Baker tried to argue that the guidelines do not say that, but Hawley, who had them handy, read that "transgender student athletes should be able to use the locker rooms, showers, and toilet facilities in accordance with their gender identity."
Baker added that "everybody else should have an opportunity to use other facilities if they wish to do so," and Hawley pointed out, "Your burden's on the women."
"Your guidelines say that biological men can go in and use the women's locker rooms if they want to.
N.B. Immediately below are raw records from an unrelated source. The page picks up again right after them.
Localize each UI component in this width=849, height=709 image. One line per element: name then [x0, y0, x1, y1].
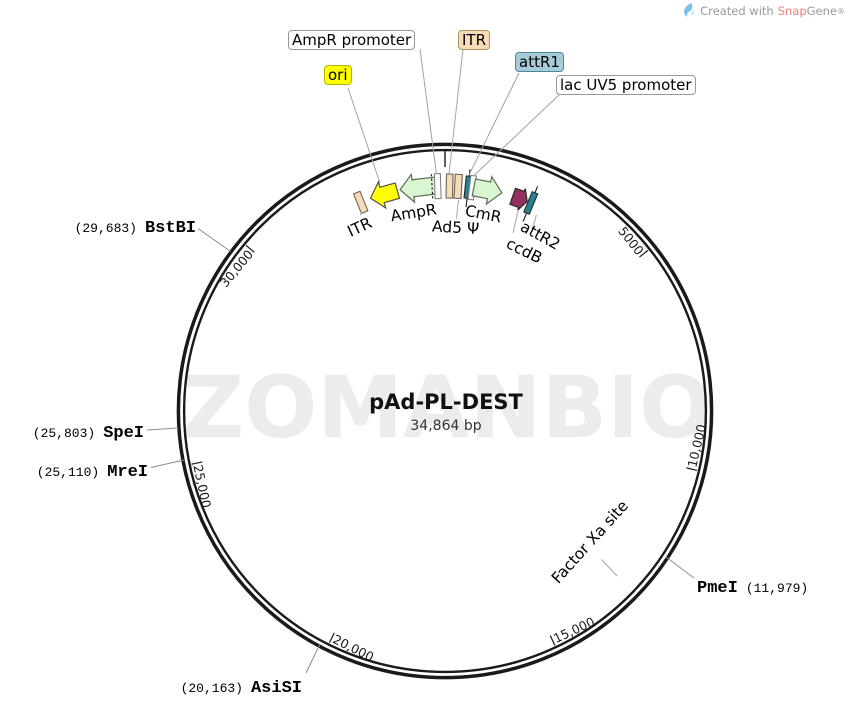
feature-ITR: [445, 173, 454, 199]
tick-30000: [245, 244, 255, 253]
tick-20000: [328, 632, 335, 644]
snapgene-flame-icon: [683, 2, 694, 20]
enzyme-AsiSI: (20,163)AsiSI: [181, 679, 302, 698]
feature-ori: [369, 180, 401, 210]
created-with-text: Created with: [700, 4, 774, 18]
ori-arrow: [369, 180, 401, 210]
callout-lac-UV5-promoter: lac UV5 promoter: [556, 75, 696, 95]
enzyme-leader-MreI: [150, 459, 185, 468]
tick-15000: [549, 635, 556, 646]
ccdb-label-leader: [512, 210, 519, 234]
feature-ccdB: [509, 187, 528, 211]
callout-leader-AmpR promoter: [419, 48, 437, 175]
AmpR-promoter-box: [433, 172, 442, 200]
Ad5-psi-box: [453, 173, 463, 200]
callout-leader-lac UV5 promoter: [474, 93, 561, 176]
AmpR-arrow: [399, 172, 439, 204]
enzyme-labels: (29,683)BstBI (25,803)SpeI (25,110)MreI (20…: [33, 219, 808, 698]
feature-label-Ad5 Ψ: Ad5 Ψ: [432, 217, 480, 238]
callout-ori: ori: [324, 65, 352, 85]
feature-Ad5-psi: [453, 173, 463, 200]
ad5-psi-label-leader: [456, 199, 459, 219]
enzyme-leader-PmeI: [665, 556, 695, 579]
attr2-label-leader: [532, 214, 537, 227]
factor-xa-leader: [601, 559, 618, 577]
backbone-outer-circle: [176, 142, 714, 680]
enzyme-BstBI: (29,683)BstBI: [75, 219, 196, 238]
ITR-box: [445, 173, 454, 199]
callout-attR1: attR1: [515, 52, 564, 72]
feature-attR2: [522, 186, 539, 222]
ccdB-arrow: [509, 187, 528, 211]
ITR-upstream-box: [352, 190, 369, 215]
feature-CmR: [471, 174, 503, 206]
registered-mark: ®: [837, 6, 845, 16]
tick-10000: [686, 467, 698, 471]
CmR-arrow: [471, 174, 503, 206]
feature-label-Factor Xa site: Factor Xa site: [548, 497, 632, 587]
plasmid-size: 34,864 bp: [410, 418, 481, 434]
plasmid-backbone: [176, 142, 714, 680]
feature-AmpR: [399, 172, 439, 204]
enzyme-leader-SpeI: [146, 427, 179, 431]
brand-snap: Snap: [777, 4, 807, 18]
tick-label-15000: 15,000: [551, 614, 597, 646]
enzyme-leader-BstBI: [197, 228, 231, 252]
feature-label-ITR: ITR: [345, 214, 375, 241]
callout-AmpR-promoter: AmpR promoter: [288, 30, 416, 50]
leader-lines: [146, 48, 695, 674]
callout-ITR: ITR: [458, 30, 491, 50]
enzyme-leader-AsiSI: [305, 643, 321, 674]
callout-leader-attR1: [468, 72, 520, 176]
feature-ITR-upstream: [352, 190, 369, 215]
brand-gene: Gene: [806, 4, 837, 18]
tick-25000: [191, 461, 203, 465]
features: [352, 169, 539, 222]
enzyme-SpeI: (25,803)SpeI: [33, 424, 144, 443]
callout-leader-ori: [347, 87, 381, 184]
attR2-box: [523, 190, 539, 216]
feature-label-AmpR: AmpR: [389, 200, 438, 225]
itr-upstream-label-leader: [360, 210, 362, 216]
snapgene-credit: Created with Snap Gene ®: [683, 2, 845, 20]
tick-5000: [639, 249, 649, 258]
plasmid-name: pAd-PL-DEST: [369, 390, 523, 414]
enzyme-name: PmeI: [697, 579, 738, 598]
watermark-text: ZOMANBIO: [182, 358, 712, 458]
enzyme-MreI: (25,110)MreI: [37, 463, 148, 482]
backbone-inner-circle: [182, 148, 708, 674]
feature-AmpR-promoter: [433, 172, 442, 200]
callout-leader-ITR: [448, 48, 464, 175]
enzyme-PmeI: PmeI(11,979): [697, 579, 808, 598]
What the women want has nothing to do with it; they're not mentioned in here at all," the senator clarified.
Responding to this on Fox News Channel, OutKick contributor and former University of Kentucky swimmer Riley Gaines (pictured above) said many female athletes have not been given a choice when it comes to competing against and sharing private spaces with males.
"We had a 6'4" 22-year-old man … wearing nothing … inches away from where we as women were simultaneously fully undressed," she accounted. "I can't even put into words the feelings of humiliation."
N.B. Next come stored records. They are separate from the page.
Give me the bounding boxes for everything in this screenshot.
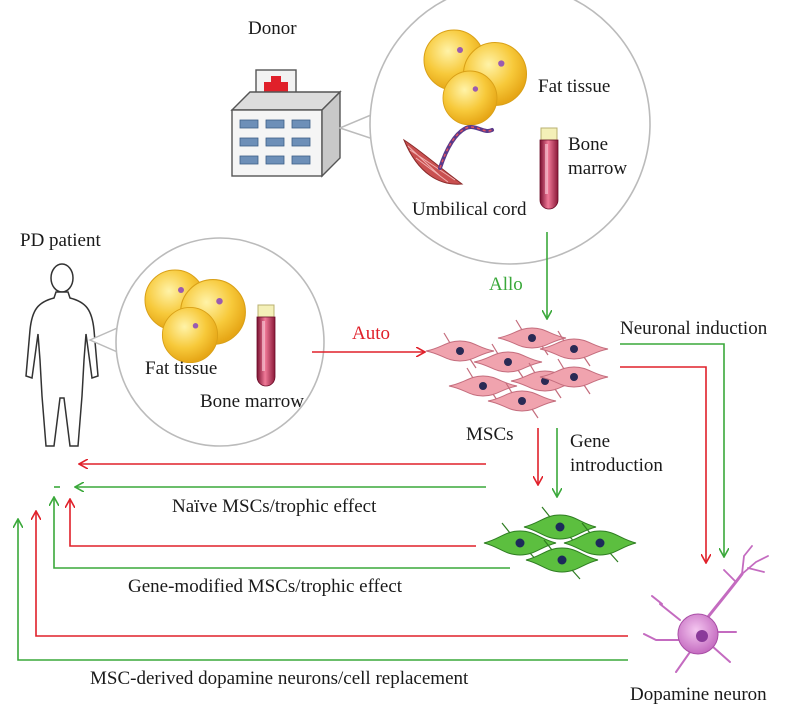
naive-mscs-label: Naïve MSCs/trophic effect [172,496,377,517]
gene-modified-return-arrow-allo [54,498,510,569]
donor-fat-tissue-label: Fat tissue [538,76,610,97]
patient-fat-tissue-label: Fat tissue [145,358,217,379]
donor-sources-callout [337,0,651,265]
test-tube-icon [539,127,559,210]
umbilical-cord-label: Umbilical cord [412,199,527,220]
donor-label: Donor [248,18,297,39]
msc-cluster [425,319,609,419]
allo-label: Allo [489,274,523,295]
bone-marrow-label-line1: Bone [568,134,608,155]
neuron-icon [643,545,769,673]
gene-modified-mscs-label: Gene-modified MSCs/trophic effect [128,576,403,597]
bone-marrow-label-line2: marrow [568,158,627,179]
cell-replacement-label: MSC-derived dopamine neurons/cell replac… [90,668,469,689]
patient-bone-marrow-label: Bone marrow [200,391,304,412]
neuronal-induction-label: Neuronal induction [620,318,768,339]
umbilical-cord-icon [402,125,494,185]
hospital-icon [230,69,342,178]
mscs-label: MSCs [466,424,514,445]
gene-introduction-label-line1: Gene [570,431,610,452]
dopamine-neuron-label: Dopamine neuron [630,684,767,705]
neuron-nucleus [696,630,708,642]
gene-modified-return-arrow-auto [70,500,476,547]
replacement-return-arrow-auto [36,512,628,637]
replacement-return-arrow-allo [18,520,628,661]
gene-introduction-label-line2: introduction [570,455,663,476]
neuronal-induction-arrow-allo [620,343,724,556]
test-tube-icon [256,304,276,387]
pd-patient-label: PD patient [20,230,101,251]
auto-label: Auto [352,323,390,344]
neuronal-induction-arrow-auto [620,366,706,562]
human-figure-icon [25,263,99,447]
Any woman who questions the policy or voices her feelings of embarrassment against the "totally violating experience" is reprimanded and sent to sensitivity training.
"We were the ones who were told we need to learn how to feel OK with this," she lamented. "What Charlie Baker and what the NCAA has done … is truly criminal."
"He's put the onus on 99.99% of the population to make adjustments for the .01%," said Gaines.
She also questioned why women even have locker rooms if men who merely claim to be women can just wander in.
Gaines is among more than a dozen college athletes who filed a lawsuit against the NCAA earlier this year, accusing it of violating their Title IX rights by allowing men like William "Lia" Thomas to compete at the national championships in Atlanta in 2022.
That is where she and the other female swimmers were shocked to learn they would have to share a locker room with Thomas.